Besides 250 startups, 61 incubators and investors also participated in the survey.

While 96% of investors accepted that their investments in startups had been impacted by Covid-19, 92% said their investments in startups would continue to be low over the next six months.

Around 59% investors said they would prefer to work with the existing portfolio firms in the coming months. Only 41% said they would consider new deals.

"A comparison of priority investment sectors before and during Covid-19 shows 35% investors are now looking at investments in healthcare startups, followed by EdTech, AI/Deep Tech, FinTech and Agri," said the survey.

Around 44% incubators surveyed said their day-to-day operations had been considerably hit by Covid-19. Most incubators are now supporting their portfolio firms by providing them virtual platforms to interact with mentors, investors and industries.

Dilip Chenoy, FICCI Secretary General, said, "The startup sector is stressed for survival at the moment. The investment sentiment is also subdued and is expected to remain so in the coming months. Lack of working capital and cash flows may lead to major layoffs over the next 3-6 months."

Indian startups needed an enabling ecosystem and flow of funds to continue operations, the survey said.

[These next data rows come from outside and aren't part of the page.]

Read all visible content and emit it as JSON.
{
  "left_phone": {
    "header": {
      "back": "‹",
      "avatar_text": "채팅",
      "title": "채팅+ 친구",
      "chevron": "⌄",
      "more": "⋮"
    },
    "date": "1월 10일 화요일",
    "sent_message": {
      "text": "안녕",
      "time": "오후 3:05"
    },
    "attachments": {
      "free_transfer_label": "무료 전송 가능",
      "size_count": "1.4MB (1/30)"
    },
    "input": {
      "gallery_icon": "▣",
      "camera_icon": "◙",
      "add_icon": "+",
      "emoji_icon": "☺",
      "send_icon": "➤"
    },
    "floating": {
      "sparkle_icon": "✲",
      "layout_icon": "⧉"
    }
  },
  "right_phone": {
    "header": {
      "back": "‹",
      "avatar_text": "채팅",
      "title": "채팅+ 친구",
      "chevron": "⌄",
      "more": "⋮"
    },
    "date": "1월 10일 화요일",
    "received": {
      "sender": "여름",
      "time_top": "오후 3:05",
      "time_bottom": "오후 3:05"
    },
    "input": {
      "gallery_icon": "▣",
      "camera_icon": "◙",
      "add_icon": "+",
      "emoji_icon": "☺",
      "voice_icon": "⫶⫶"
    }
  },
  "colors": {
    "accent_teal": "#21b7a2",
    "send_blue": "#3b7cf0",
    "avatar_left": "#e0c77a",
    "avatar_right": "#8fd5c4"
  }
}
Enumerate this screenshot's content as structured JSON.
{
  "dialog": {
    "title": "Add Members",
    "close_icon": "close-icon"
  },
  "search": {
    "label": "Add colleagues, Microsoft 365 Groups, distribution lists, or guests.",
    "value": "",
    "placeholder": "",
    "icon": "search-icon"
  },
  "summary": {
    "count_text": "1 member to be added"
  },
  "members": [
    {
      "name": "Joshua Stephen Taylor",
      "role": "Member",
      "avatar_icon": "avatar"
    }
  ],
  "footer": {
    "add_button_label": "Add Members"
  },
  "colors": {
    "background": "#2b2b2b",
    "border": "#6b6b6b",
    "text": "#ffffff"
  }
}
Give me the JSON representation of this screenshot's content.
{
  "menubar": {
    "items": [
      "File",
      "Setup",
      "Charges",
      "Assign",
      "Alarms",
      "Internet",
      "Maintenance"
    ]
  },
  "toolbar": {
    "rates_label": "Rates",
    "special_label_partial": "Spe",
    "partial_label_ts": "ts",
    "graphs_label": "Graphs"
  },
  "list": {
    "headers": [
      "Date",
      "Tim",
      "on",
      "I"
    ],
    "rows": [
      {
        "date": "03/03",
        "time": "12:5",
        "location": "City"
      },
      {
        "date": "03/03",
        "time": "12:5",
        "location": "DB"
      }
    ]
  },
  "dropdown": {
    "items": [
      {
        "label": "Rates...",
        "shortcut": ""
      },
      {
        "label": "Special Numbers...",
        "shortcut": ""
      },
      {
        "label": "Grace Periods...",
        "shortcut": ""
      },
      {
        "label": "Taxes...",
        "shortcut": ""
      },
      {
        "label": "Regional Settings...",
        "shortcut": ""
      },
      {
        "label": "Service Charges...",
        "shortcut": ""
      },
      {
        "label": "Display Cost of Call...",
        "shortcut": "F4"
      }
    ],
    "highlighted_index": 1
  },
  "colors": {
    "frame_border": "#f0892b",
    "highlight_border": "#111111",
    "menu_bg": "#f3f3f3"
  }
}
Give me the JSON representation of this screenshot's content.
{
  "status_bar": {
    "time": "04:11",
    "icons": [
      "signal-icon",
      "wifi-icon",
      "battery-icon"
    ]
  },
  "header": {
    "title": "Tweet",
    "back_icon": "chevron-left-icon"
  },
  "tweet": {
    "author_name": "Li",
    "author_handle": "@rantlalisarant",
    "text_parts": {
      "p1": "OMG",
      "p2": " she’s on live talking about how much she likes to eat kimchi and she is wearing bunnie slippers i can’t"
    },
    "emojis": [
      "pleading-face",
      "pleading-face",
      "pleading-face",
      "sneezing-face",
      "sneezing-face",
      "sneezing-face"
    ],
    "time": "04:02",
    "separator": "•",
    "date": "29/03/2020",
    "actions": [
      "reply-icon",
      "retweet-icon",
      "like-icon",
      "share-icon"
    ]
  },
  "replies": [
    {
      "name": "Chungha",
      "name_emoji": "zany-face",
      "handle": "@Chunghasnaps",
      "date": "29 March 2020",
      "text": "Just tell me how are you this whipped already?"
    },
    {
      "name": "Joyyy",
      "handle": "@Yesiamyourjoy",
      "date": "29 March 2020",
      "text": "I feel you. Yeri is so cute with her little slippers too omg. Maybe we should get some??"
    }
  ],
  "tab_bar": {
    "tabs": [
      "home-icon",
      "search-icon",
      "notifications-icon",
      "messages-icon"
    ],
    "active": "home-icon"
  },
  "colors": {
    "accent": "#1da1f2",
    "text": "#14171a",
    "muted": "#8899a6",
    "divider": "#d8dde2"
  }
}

Padmaja Ruparel, President, Indian Angel Network & Co-Chair of FICCI Startup Committee, said, "In these uncertain times, as investors, we must play an important role to provide the Indian startups funding, mentoring and hand-holding support to stay afloat and come out at the other end of this crisis."

To that end, IAN recently announced a debt fund to help IAN portfolio companies raise working capital and ensure business continuity by partnering with debt providers.

This must be replicated on a wider scale, so a larger number of startups are provided the capital support to make it during these tough times, Ruparel said.